All information in the eHealth system is centralized and cannot be altered once the doctor digitally signs the patient record. Whenever a person visits a new healthcare provider, the new provider can easily review the patient’s full medical background simply by scanning the patient’s identification card. The eHealth system has also significantly improved emergency services across the country. Each emergency vehicle is now equipped with an iPad on which the eHealth program is run. Emergency personnel can obtain patient records while working on an injured person en route to the hospital. Police and firefighters use a similar system.
By linking medical records to other government services through the digital identification card, the government is able to streamline a wide array of other public services. For example, if a person needs to renew their driver’s license, they can present their digital identification card to the Department of Transportation to show that they have passed all necessary medical examinations. If a person requests medical leave from their job due to an injury, the identification card makes it easy for employers to verify the validity of the request.

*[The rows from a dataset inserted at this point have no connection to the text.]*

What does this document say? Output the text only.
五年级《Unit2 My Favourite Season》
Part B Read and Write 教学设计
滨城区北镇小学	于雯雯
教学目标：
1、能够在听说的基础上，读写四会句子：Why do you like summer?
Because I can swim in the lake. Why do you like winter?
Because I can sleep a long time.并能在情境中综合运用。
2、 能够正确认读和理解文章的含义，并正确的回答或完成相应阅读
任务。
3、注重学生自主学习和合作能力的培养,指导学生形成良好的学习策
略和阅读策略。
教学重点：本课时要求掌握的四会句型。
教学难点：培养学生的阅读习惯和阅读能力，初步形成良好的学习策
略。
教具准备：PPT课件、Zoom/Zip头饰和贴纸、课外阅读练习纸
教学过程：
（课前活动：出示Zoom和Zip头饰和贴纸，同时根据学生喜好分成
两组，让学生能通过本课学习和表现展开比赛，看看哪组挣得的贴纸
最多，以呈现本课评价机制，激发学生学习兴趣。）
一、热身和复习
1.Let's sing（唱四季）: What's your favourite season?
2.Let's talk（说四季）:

The eHealth system also allows for real time collection and analysis of national health statistics. All data is coded and made completely anonymous before being made available for analysis. Once anonymized, researchers can extract any statistics they need, be it about medications, diagnoses, treatments, or specific health problems. This allows healthcare leaders to continually examine and improve healthcare systems and service offerings.
The digital overhaul of the Estonian health system is transformative for elders and all people in need of healthcare alike. While other countries with larger populations and weaker digital infrastructure may not be able to implement all these changes on such a grand scale, each of us can look to Estonia as a blueprint for what can be achieved with the right mix of government leadership, innovative technology, and widespread commitment to improving efficiencies in health.